New Digital AI Models and Datasets Released
NVIDIA is expanding its open AI model collection with several new releases unveiled at NeurIPS. These include NVIDIA DRIVE Alpamayo-R1, the first industry-scale open reasoning vision language action (VLA) model specifically for autonomous driving. Additionally, new digital AI models and datasets are available for speech and AI safety, bolstering tools for research and development. This commitment to open source is recognized by Artificial Analysis, which rated the NVIDIA Nemotron family highly for openness based on licensing, data transparency, and technical detail.
The newly released Alpamayo-R1 (AR1) integrates chain-of-thought AI reasoning with path planning, aiming to improve AV safety in complex scenarios. Unlike previous models, AR1 can reason through situations – like pedestrian intersections or lane closures – mimicking human driving common sense. Researchers can customize AR1 using the NVIDIA Cosmos Reason foundation, and reinforcement learning has proven effective in improving its reasoning capabilities. AR1 and supporting tools, including AlpaSim and datasets, are available on GitHub and Hugging Face.
NVIDIA also released tools for digital AI development, including MultiTalker Parakeet for multi-speaker audio recognition and Sortformer for accurate speaker diarization. Nemotron Content Safety Reasoning and the Nemotron Safety Audio Dataset address AI safety, while NeMo Gym and the NeMo Data Designer Library simplify reinforcement learning and synthetic data generation. These additions aim to empower developers with tools for creating secure and specialized AI agents, with partners like CrowdStrike, Palantir, and ServiceNow already leveraging these technologies.
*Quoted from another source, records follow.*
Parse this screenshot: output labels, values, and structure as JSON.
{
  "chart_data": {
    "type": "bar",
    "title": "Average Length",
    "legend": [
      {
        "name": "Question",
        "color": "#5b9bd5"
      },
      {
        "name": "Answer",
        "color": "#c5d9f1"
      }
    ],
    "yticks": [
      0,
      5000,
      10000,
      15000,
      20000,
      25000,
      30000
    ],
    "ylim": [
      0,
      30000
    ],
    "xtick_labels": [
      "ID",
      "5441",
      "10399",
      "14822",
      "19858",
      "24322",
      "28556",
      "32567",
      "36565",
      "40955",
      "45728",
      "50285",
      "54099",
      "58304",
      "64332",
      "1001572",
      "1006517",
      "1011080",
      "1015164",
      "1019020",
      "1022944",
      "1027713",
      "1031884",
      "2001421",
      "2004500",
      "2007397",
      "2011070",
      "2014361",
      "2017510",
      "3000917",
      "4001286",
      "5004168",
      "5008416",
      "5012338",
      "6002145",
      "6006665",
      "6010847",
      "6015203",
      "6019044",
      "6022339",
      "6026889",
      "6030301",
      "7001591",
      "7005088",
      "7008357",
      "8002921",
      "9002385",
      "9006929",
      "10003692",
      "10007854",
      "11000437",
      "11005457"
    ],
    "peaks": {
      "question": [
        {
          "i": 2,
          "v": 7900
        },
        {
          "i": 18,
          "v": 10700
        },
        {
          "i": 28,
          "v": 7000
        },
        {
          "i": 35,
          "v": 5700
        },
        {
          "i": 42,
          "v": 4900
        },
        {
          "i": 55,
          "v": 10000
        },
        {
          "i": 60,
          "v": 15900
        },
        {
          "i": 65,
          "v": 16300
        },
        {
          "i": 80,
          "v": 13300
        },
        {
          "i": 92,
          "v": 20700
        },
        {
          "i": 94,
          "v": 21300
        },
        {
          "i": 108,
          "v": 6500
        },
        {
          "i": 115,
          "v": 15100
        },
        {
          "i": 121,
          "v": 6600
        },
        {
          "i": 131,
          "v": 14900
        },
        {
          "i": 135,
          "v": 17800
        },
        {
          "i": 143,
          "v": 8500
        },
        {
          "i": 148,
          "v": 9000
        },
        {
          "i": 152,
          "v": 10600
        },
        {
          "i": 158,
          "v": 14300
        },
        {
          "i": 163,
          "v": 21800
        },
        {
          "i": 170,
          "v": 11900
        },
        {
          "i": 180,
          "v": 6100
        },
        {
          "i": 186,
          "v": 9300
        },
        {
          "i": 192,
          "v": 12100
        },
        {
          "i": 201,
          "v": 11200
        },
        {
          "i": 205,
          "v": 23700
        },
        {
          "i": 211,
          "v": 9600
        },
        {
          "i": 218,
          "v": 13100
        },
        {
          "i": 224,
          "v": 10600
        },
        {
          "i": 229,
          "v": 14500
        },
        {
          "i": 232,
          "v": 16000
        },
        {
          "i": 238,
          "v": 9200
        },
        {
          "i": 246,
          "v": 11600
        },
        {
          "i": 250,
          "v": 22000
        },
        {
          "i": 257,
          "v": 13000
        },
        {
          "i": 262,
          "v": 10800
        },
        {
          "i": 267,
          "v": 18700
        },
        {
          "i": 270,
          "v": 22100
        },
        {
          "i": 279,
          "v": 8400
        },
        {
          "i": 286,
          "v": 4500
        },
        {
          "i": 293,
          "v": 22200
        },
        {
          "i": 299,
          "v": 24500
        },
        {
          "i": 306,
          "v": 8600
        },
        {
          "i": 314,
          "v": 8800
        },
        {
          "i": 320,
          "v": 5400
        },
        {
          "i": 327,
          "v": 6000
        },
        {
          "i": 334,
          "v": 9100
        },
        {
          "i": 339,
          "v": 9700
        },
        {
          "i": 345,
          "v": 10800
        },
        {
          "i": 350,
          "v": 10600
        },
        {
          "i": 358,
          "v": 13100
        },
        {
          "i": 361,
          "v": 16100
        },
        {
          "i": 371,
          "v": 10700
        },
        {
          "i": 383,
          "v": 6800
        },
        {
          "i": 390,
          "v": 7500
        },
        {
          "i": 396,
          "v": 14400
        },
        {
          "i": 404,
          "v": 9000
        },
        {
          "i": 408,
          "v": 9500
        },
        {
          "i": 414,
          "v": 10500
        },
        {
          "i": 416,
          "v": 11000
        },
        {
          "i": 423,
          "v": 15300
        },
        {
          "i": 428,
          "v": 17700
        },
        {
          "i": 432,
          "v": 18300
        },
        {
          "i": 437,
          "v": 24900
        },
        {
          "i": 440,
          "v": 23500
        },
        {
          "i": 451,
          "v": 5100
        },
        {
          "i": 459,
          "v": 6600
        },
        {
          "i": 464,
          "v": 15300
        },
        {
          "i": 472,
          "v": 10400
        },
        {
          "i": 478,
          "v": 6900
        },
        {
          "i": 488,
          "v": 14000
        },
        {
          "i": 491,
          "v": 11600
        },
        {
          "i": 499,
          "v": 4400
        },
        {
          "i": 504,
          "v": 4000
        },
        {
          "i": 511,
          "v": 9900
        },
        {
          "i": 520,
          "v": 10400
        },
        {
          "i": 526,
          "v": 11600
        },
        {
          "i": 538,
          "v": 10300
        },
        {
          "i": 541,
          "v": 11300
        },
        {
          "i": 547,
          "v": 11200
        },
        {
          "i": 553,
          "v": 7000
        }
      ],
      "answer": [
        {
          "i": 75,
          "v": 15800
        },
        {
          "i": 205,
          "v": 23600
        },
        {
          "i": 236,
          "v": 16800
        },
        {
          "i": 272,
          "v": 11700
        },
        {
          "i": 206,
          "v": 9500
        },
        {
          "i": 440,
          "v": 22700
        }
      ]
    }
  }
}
NVIDIA Research and Ecosystem Partnerships
NVIDIA is expanding its open AI offerings, unveiling new models, datasets, and tools at NeurIPS. Notably, NVIDIA DRIVE Alpamayo-R1 is presented as the world’s first open, industry-scale reasoning vision language action (VLA) model for autonomous driving. This advancement integrates chain-of-thought AI reasoning with path planning, aiming to improve AV safety in complex scenarios and enable level 4 autonomy by allowing vehicles to “reason” like humans. The model and associated data are available on GitHub and Hugging Face.
NVIDIA’s commitment to open source is recognized by Artificial Analysis’s Open Index, which rates the NVIDIA Nemotron family of technologies among the most open in the AI ecosystem. Beyond autonomous driving, NVIDIA released multi-speaker speech AI models—including MultiTalker Parakeet and Sortformer—and tools for AI safety, like Nemotron Content Safety Reasoning, bolstering the digital AI developer toolkit. These releases extend to datasets for training and evaluation, such as the Nemotron Safety Audio Dataset.
Several ecosystem partners are actively leveraging NVIDIA’s Cosmos world foundation models (WFMs) and Nemotron/NeMo tools. AV developers like Voxel51 are contributing to the Cosmos Cookbook, while companies including 1X, Figure AI, and Foretellix are utilizing WFMs for their physical AI applications. Researchers at ETH Zurich are also presenting work at NeurIPS that utilizes Cosmos models for realistic 3D scene creation, demonstrating broad adoption within the research community.